Distributed Scaling Insights

Key Message: Distributed processing significantly improves denoiser performance, especially for larger images.

Overview

We evaluate three datasets with increasing image/volume sizes and computational demands to understand how distributed processing affects different components of the reconstruction pipeline.

The metrics we track include:

  • Speedup: The ratio of execution time on a single GPU (or baseline) to execution time on N GPUs

  • Parallel Efficiency: The percentage of ideal linear scaling achieved, calculated as (Speedup / N_GPUs) × 100%

  • Component Analysis: Individual performance of gradient computation and denoiser operations

The following dashboards present interactive visualizations showing strong scaling curves, parallel efficiency and component-wise speedup analysis for each dataset.
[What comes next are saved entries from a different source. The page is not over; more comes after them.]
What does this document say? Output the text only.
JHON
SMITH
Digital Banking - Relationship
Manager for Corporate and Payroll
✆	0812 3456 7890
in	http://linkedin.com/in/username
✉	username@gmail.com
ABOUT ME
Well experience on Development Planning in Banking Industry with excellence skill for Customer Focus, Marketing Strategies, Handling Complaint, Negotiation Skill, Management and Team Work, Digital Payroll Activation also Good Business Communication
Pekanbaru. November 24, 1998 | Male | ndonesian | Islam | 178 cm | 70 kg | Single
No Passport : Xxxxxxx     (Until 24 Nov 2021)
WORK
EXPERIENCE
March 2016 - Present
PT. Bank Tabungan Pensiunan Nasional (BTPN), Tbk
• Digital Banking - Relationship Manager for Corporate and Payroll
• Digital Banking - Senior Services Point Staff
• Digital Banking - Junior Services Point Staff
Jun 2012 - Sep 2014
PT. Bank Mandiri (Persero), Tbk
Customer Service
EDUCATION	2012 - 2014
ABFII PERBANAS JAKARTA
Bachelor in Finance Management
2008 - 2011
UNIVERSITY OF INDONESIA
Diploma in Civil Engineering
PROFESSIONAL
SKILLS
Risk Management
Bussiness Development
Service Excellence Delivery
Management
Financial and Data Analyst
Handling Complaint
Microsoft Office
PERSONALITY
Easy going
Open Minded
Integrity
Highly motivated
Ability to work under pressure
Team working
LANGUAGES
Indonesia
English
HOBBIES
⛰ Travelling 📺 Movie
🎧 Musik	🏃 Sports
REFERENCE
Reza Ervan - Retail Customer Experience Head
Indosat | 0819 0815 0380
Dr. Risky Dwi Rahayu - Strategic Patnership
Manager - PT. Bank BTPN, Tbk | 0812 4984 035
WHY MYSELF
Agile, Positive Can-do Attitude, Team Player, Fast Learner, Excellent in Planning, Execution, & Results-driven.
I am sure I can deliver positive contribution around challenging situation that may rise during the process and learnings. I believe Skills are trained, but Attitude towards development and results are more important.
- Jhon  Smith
High-Resolution Color Image

This dataset features a high-resolution color image reconstruction task where the goal is to recover a sharp image from multiple observations, each blurred by a different anisotropic Gaussian kernel.

In this dataset, we vary the image size from 1024 to 4096 (the largest size that fits in memory) and the number of GPUs from 1 to 16. Some clusters limit GPUs per node (e.g., 4 GPUs on Jean-Zay), so higher GPU counts use multiple nodes. For example, 16 GPUs correspond to 4 nodes with 4 GPUs each:

slurm_gres, slurm_ntasks_per_node, slurm_nodes:
[["gpu:4", 4, 4]]

Key Observations:

  • The denoiser component scales well with the distributed framework.
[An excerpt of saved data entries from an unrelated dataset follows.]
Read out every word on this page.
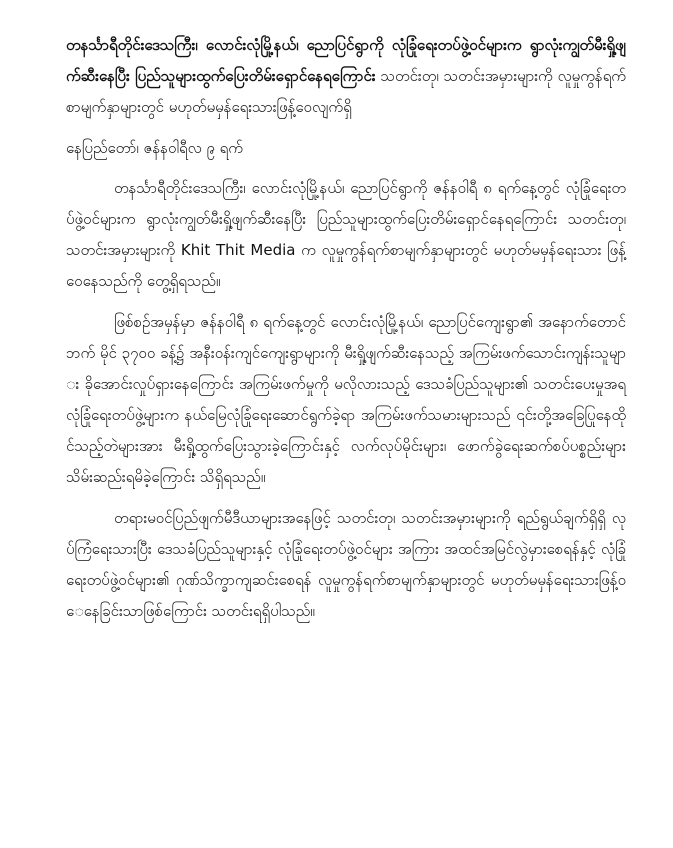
တနင်္သာရီတိုင်းဒေသကြီး၊ လောင်းလုံမြို့နယ်၊ ညောပြင်ရွာကို လုံခြုံရေးတပ်ဖွဲ့ဝင်များက ရွာလုံးကျွတ်မီးရှို့ဖျက်ဆီးနေပြီး ပြည်သူများထွက်ပြေးတိမ်းရှောင်နေရကြောင်း သတင်းတု၊ သတင်းအမှားများကို လူမှုကွန်ရက်စာမျက်နှာများတွင် မဟုတ်မမှန်ရေးသားဖြန့်ဝေလျက်ရှိ

နေပြည်တော်၊ ဇန်နဝါရီလ ၉ ရက်

တနင်္သာရီတိုင်းဒေသကြီး၊ လောင်းလုံမြို့နယ်၊ ညောပြင်ရွာကို ဇန်နဝါရီ ၈ ရက်နေ့တွင် လုံခြုံရေးတပ်ဖွဲ့ဝင်များက ရွာလုံးကျွတ်မီးရှို့ဖျက်ဆီးနေပြီး ပြည်သူများထွက်ပြေးတိမ်းရှောင်နေရကြောင်း သတင်းတု၊ သတင်းအမှားများကို Khit Thit Media က လူမှုကွန်ရက်စာမျက်နှာများတွင် မဟုတ်မမှန်ရေးသား ဖြန့်ဝေနေသည်ကို တွေ့ရှိရသည်။

ဖြစ်စဉ်အမှန်မှာ ဇန်နဝါရီ ၈ ရက်နေ့တွင် လောင်းလုံမြို့နယ်၊ ညောပြင်ကျေးရွာ၏ အနောက်တောင်ဘက် မိုင် ၃၇၀၀ ခန့်၌ အနီးဝန်းကျင်ကျေးရွာများကို မီးရှို့ဖျက်ဆီးနေသည့် အကြမ်းဖက်သောင်းကျန်းသူများ ခိုအောင်းလှုပ်ရှားနေကြောင်း အကြမ်းဖက်မှုကို မလိုလားသည့် ဒေသခံပြည်သူများ၏ သတင်းပေးမှုအရ လုံခြုံရေးတပ်ဖွဲ့များက နယ်မြေလုံခြုံရေးဆောင်ရွက်ခဲ့ရာ အကြမ်းဖက်သမားများသည် ၎င်းတို့အခြေပြုနေထိုင်သည့်တဲများအား မီးရှို့ထွက်ပြေးသွားခဲ့ကြောင်းနှင့် လက်လုပ်မိုင်းများ၊ ဖောက်ခွဲရေးဆက်စပ်ပစ္စည်းများ သိမ်းဆည်းရမိခဲ့ကြောင်း သိရှိရသည်။

တရားမဝင်ပြည်ဖျက်မီဒီယာများအနေဖြင့် သတင်းတု၊ သတင်းအမှားများကို ရည်ရွယ်ချက်ရှိရှိ လုပ်ကြံရေးသားပြီး ဒေသခံပြည်သူများနှင့် လုံခြုံရေးတပ်ဖွဲ့ဝင်များ အကြား အထင်အမြင်လွဲမှားစေရန်နှင့် လုံခြုံရေးတပ်ဖွဲ့ဝင်များ၏ ဂုဏ်သိက္ခာကျဆင်းစေရန် လူမှုကွန်ရက်စာမျက်နှာများတွင် မဟုတ်မမှန်ရေးသားဖြန့်ဝေနေခြင်းသာဖြစ်ကြောင်း သတင်းရရှိပါသည်။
  • The physics operator shows minimal benefit from distribution, as it is already computationally efficient and the communication overhead outweighs potential gains.

  • Image resolution strongly affects distributed processing, with larger images gaining the most from parallelization. For the denoiser at 16 GPUs, size 4096 achieves 5.75× speedup versus 1.48× at size 1024.

Tomography 2D

This dataset uses the classic Shepp-Logan phantom to demonstrate 2D tomography reconstruction from projections at multiple angles.
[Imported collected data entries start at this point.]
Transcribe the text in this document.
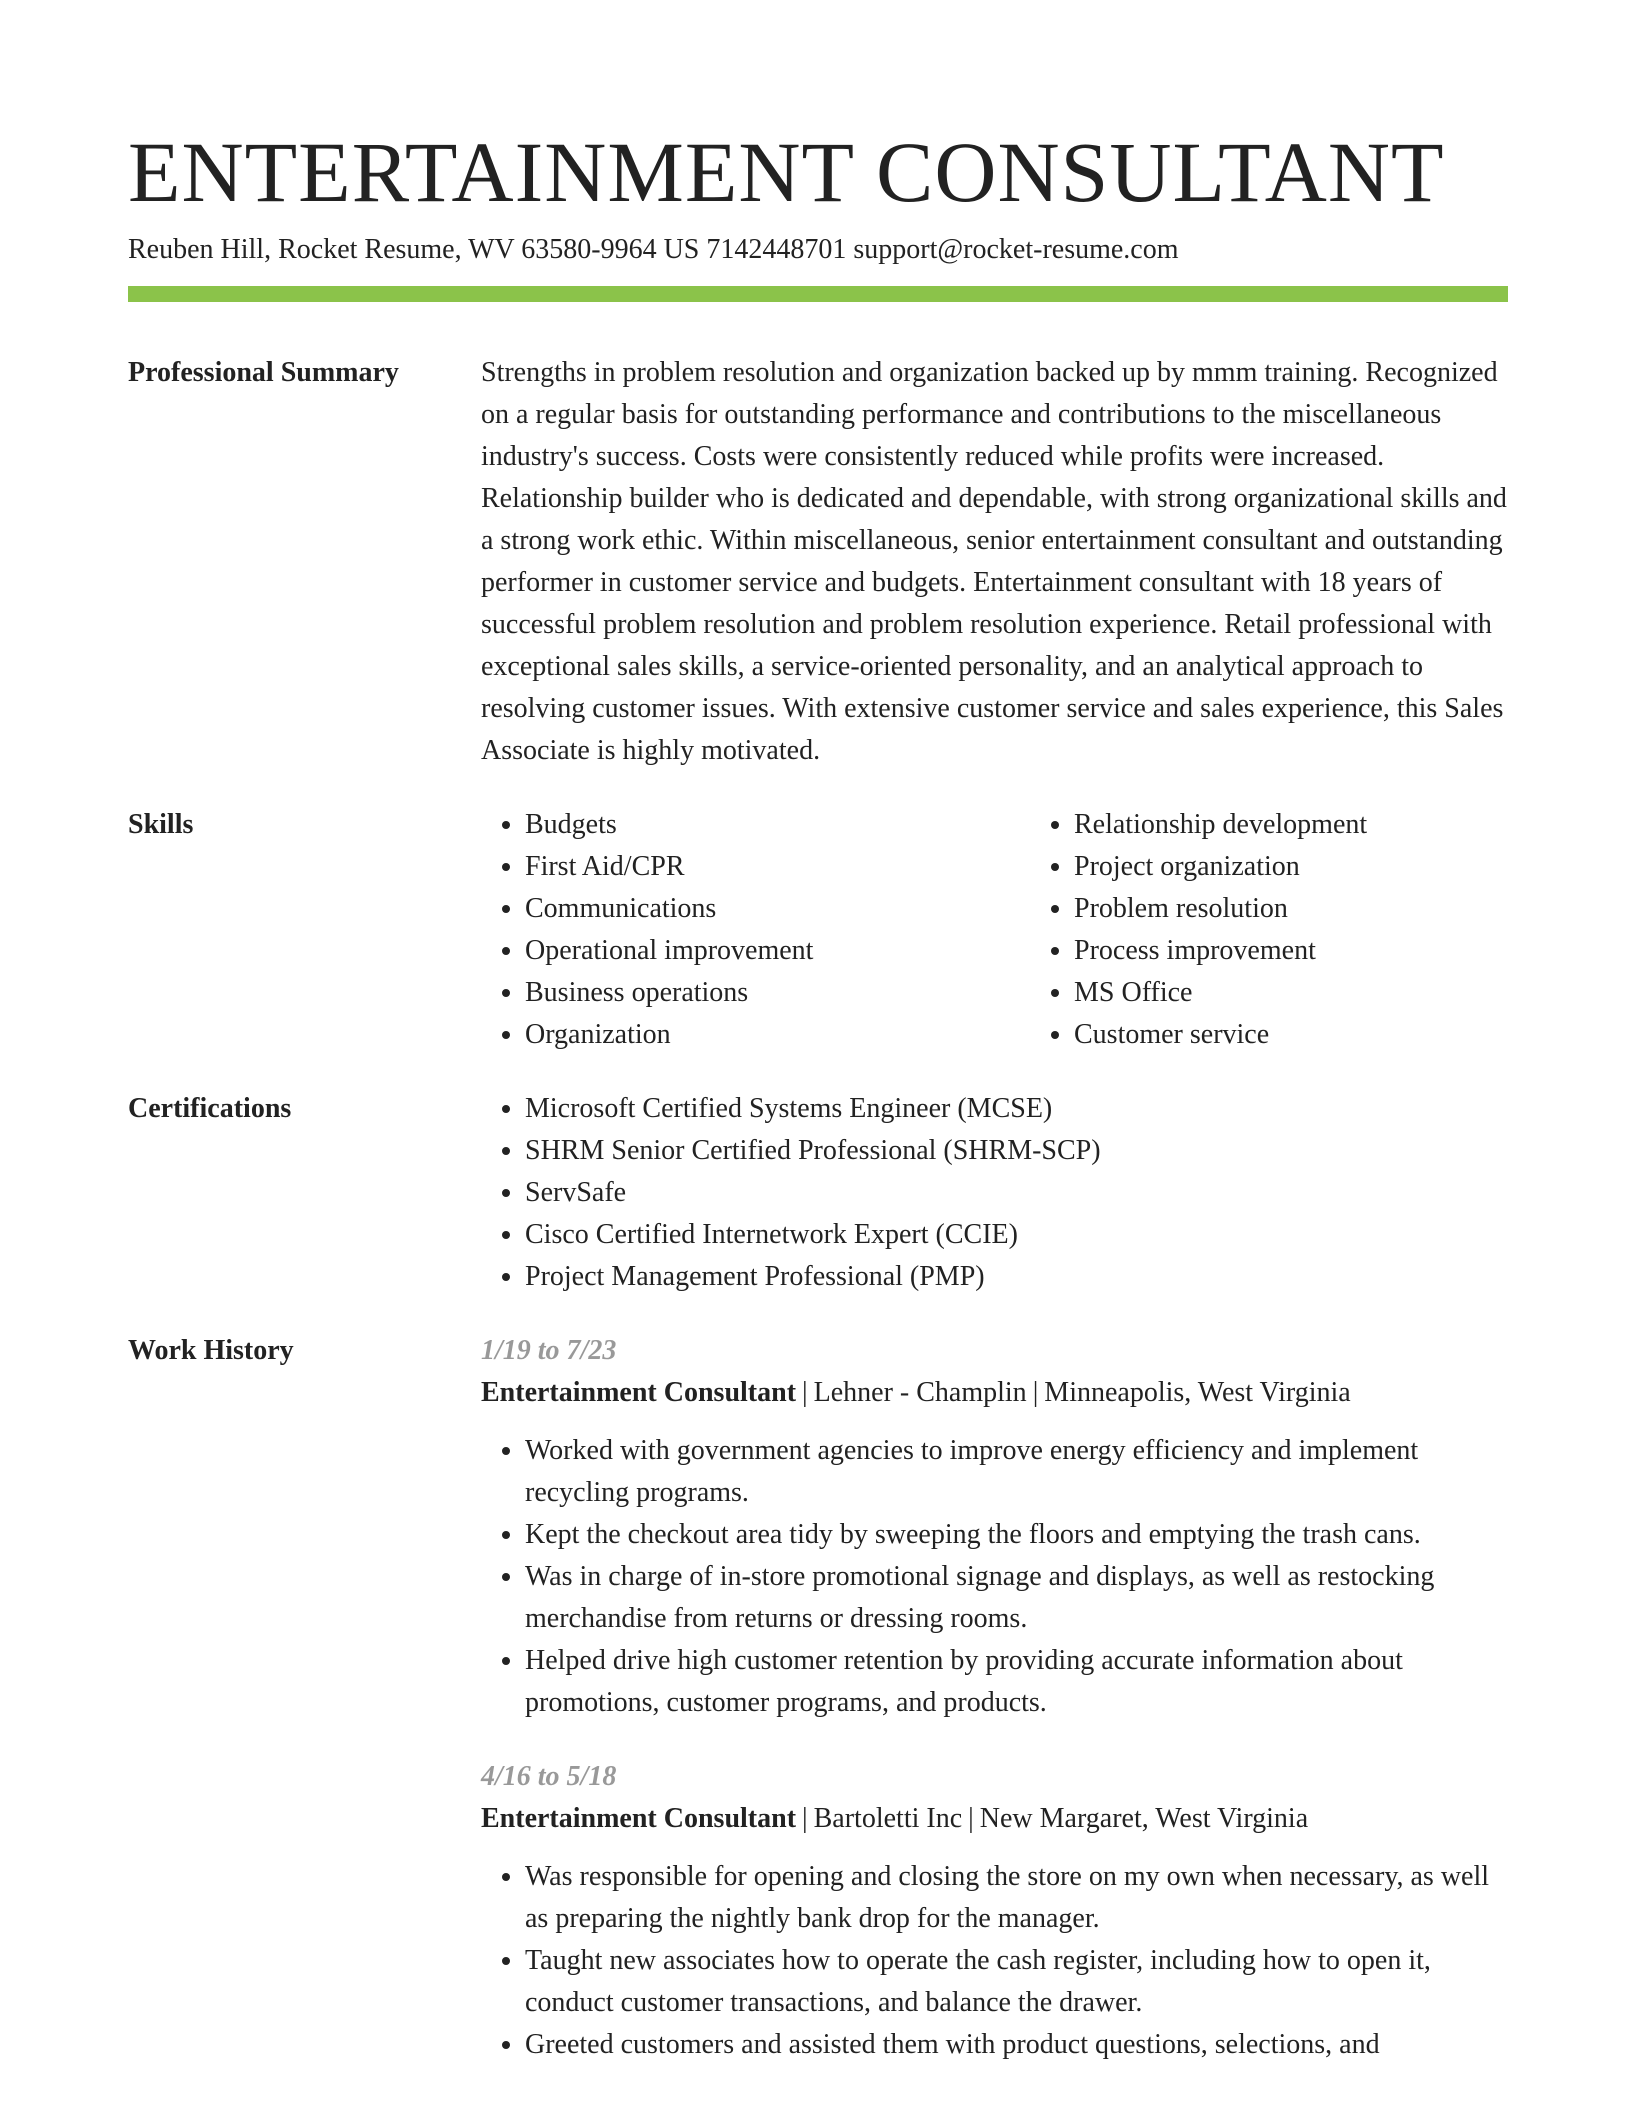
ENTERTAINMENT CONSULTANT
Reuben Hill, Rocket Resume, WV 63580-9964 US 7142448701 support@rocket-resume.com
Professional Summary	Strengths in problem resolution and organization backed up by mmm training. Recognized on a regular basis for outstanding performance and contributions to the miscellaneous industry's success. Costs were consistently reduced while profits were increased. Relationship builder who is dedicated and dependable, with strong organizational skills and a strong work ethic. Within miscellaneous, senior entertainment consultant and outstanding performer in customer service and budgets. Entertainment consultant with 18 years of successful problem resolution and problem resolution experience. Retail professional with exceptional sales skills, a service-oriented personality, and an analytical approach to resolving customer issues. With extensive customer service and sales experience, this Sales Associate is highly motivated.
Skills	• Budgets
• First Aid/CPR
• Communications
• Operational improvement
• Business operations
• Organization
• Relationship development
• Project organization
• Problem resolution
• Process improvement
• MS Office
• Customer service
Certifications	• Microsoft Certified Systems Engineer (MCSE)
• SHRM Senior Certified Professional (SHRM-SCP)
• ServSafe
• Cisco Certified Internetwork Expert (CCIE)
• Project Management Professional (PMP)
Work History	1/19 to 7/23
Entertainment Consultant | Lehner - Champlin | Minneapolis, West Virginia
• Worked with government agencies to improve energy efficiency and implement recycling programs.
• Kept the checkout area tidy by sweeping the floors and emptying the trash cans.
• Was in charge of in-store promotional signage and displays, as well as restocking merchandise from returns or dressing rooms.
• Helped drive high customer retention by providing accurate information about promotions, customer programs, and products.
4/16 to 5/18
Entertainment Consultant | Bartoletti Inc | New Margaret, West Virginia
• Was responsible for opening and closing the store on my own when necessary, as well as preparing the nightly bank drop for the manager.
• Taught new associates how to operate the cash register, including how to open it, conduct customer transactions, and balance the drawer.
• Greeted customers and assisted them with product questions, selections, and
Similar to the previous example, we vary the image size from 1024 to 2048 (the largest size that fits in memory) and the number of GPUs from 1 to 16.

Key Observations:

  • The denoiser component scales efficiently within the distributed framework, especially for larger images. For 16 GPUs, size 2048 achieves 6.86× speedup versus 3.64× at size 1024.

  • The speedup is higher than in the previous example because the earlier rectangular image required extra patches to cover uneven edges, whereas the square image allows more balanced patch distribution.

Tomography 3D

This dataset represents the most demanding case, involving 3D volumetric reconstruction too large for a single GPU, so testing begins with at least 2 GPUs. For this dataset, we fix the image size at 512 and vary the number of GPUs from 2 to 16.

Key Observations:

  • As noted in Tomography 3D, the denoiser dominates runtime (>99%), so the pipeline speedup closely matches the denoiser speedup.

  • Scaling performance is excellent, with a 7.44× speedup from 2 to 16 GPUs and 93% parallel efficiency, demonstrating near-optimal use of additional GPU resources.

Key Takeaway :class: tip

Distributed processing significantly improves denoiser performance, especially for larger images.